Chuck Palahniuk, the US author of Fight Club, noted that “we’ll be remembered more for what we destroy than what we create”. For anyone who has been following the saga of ancient Pompeii over the past few years, that observation has the bite of reality. Report after report has appeared in the press detailing the collapse of this wall, the closure of that house or, in one extreme case in 2010, the destruction of a whole building.

Pompeii, which attracts some 2.3 million visitors a year, may be adept at grabbing the headlines, but the insidious creep of heritage erosion is far from limited to the Bay of Naples — in fact, it is a problem that encompasses the archaeological wealth of the globe.

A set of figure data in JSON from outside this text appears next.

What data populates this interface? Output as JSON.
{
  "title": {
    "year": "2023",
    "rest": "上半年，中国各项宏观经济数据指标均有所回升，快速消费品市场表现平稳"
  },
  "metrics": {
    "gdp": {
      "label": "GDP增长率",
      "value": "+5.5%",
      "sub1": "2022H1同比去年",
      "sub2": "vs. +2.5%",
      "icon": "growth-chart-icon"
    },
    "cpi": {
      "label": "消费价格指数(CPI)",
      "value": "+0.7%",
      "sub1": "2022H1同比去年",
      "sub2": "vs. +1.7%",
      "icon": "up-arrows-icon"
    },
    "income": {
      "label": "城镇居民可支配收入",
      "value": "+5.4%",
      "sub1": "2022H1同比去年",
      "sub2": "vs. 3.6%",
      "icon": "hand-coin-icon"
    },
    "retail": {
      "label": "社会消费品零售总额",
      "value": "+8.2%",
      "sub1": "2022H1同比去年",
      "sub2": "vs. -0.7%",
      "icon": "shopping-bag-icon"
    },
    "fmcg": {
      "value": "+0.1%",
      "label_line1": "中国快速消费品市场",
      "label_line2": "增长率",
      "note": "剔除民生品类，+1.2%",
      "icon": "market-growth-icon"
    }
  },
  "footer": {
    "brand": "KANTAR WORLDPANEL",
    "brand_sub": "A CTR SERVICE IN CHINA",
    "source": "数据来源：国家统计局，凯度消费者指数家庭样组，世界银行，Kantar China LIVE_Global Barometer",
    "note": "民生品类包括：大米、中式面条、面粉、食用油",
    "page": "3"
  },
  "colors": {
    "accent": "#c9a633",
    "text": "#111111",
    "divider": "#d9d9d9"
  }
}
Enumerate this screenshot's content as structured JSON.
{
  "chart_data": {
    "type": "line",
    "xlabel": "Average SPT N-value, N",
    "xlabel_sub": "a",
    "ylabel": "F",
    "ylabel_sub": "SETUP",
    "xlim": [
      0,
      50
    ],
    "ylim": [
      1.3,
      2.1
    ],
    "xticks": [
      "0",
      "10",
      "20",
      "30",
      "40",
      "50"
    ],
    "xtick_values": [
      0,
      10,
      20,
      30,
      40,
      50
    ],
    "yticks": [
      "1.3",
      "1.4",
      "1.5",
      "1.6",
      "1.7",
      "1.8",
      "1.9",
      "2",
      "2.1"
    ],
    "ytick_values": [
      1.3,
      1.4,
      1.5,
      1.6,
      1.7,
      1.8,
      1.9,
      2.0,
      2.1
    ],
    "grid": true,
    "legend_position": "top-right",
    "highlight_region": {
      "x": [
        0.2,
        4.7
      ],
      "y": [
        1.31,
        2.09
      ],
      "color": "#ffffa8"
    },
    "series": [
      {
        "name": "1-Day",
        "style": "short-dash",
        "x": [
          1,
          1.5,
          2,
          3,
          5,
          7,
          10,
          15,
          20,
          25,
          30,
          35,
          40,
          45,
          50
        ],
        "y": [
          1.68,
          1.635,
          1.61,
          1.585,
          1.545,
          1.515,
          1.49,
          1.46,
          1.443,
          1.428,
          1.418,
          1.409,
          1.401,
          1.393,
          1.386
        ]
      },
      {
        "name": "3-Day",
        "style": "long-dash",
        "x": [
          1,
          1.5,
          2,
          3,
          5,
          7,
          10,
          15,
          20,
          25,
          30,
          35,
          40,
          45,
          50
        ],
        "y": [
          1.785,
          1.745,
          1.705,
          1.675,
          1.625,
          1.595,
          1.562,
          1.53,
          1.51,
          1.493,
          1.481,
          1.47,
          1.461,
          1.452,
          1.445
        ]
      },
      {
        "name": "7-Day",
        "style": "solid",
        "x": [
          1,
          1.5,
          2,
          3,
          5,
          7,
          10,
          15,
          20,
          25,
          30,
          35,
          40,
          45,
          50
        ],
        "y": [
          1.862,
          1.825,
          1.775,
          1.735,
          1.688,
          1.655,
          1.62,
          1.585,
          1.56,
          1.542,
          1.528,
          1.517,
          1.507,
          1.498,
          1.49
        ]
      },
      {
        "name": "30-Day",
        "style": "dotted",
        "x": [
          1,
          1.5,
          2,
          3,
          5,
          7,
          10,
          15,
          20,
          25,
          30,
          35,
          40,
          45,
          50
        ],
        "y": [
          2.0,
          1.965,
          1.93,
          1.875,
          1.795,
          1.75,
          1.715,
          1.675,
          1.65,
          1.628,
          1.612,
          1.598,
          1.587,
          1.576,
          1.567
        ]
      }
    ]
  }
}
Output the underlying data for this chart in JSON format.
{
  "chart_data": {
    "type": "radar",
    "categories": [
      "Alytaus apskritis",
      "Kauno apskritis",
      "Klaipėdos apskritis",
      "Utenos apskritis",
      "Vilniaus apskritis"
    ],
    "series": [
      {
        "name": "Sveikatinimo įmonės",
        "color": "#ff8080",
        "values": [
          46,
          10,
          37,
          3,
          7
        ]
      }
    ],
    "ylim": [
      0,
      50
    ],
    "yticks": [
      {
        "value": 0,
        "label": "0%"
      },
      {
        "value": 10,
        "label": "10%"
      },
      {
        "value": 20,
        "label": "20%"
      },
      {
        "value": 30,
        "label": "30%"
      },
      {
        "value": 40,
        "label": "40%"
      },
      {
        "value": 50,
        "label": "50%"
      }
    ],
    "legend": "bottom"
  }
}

Heritage is ensnared in a particularly vicious catch-22. On the one hand, ruins are a key source of inspiration and income, as tourists flock to connect with the past. On the other, that throng so in thrall to history does untold damage merely by turning up to have a look. But even without hordes of tourists inflicting wear and tear on fragile remains, ruins face a determined and dangerous enemy in the shape of the elements.

As soon as an artefact is unearthed, decay sets in. Objects and buildings that have lain preserved for centuries beneath the earth immediately begin to suffer when exposed to the atmosphere. A few kilometres down the road from Pompeii, the site of Herculaneum, which was buried by the same volcanic eruption in ad 79, is faring better than its more famous sibling. True, the exposed site is much smaller, but with a high number of multi-storey buildings and a lot of preserved organic matter, Herculaneum presents unique challenges. The site’s enhanced ability to hold decay at bay is largely down to a public–private venture launched in 2001 and the multidisciplinary approach that the ensuing project has taken.

That success is an object lesson not only for Pompeii, which hopes to set up a similar project to help preserve the ruins (see page 411), but also for the malaise that grips Italy’s heritage as a whole. Hampered by debt, the country lacks the finances to reverse the decay afflicting its monuments. Instead, it must rely on external funds and philanthropists. The crumbling Colosseum in Rome, for example, is being repaired thanks to some €25 million (US$35 million) from billionaire Diego Della Valle. Yet this is still not enough. Just west of Rome, ancient Ostia is beset by weeds, and was even flooded earlier this year.

Although structural repairs and conservation at any site require money and coordinated expertise, fending off many of the agents of erosion — by controlling vegetation, for example, or employing more guards to keep tourists in check — is relatively easy to achieve. Such steps would be important gains in this war of attrition. Finding ways to maximize the revenues coming into the sites and relaxing the austerity law stopping the employment of public-works personnel would be a start. For if preventable problems are not tackled urgently, then no amount of money from external sources will be able to reverse the tide of decay.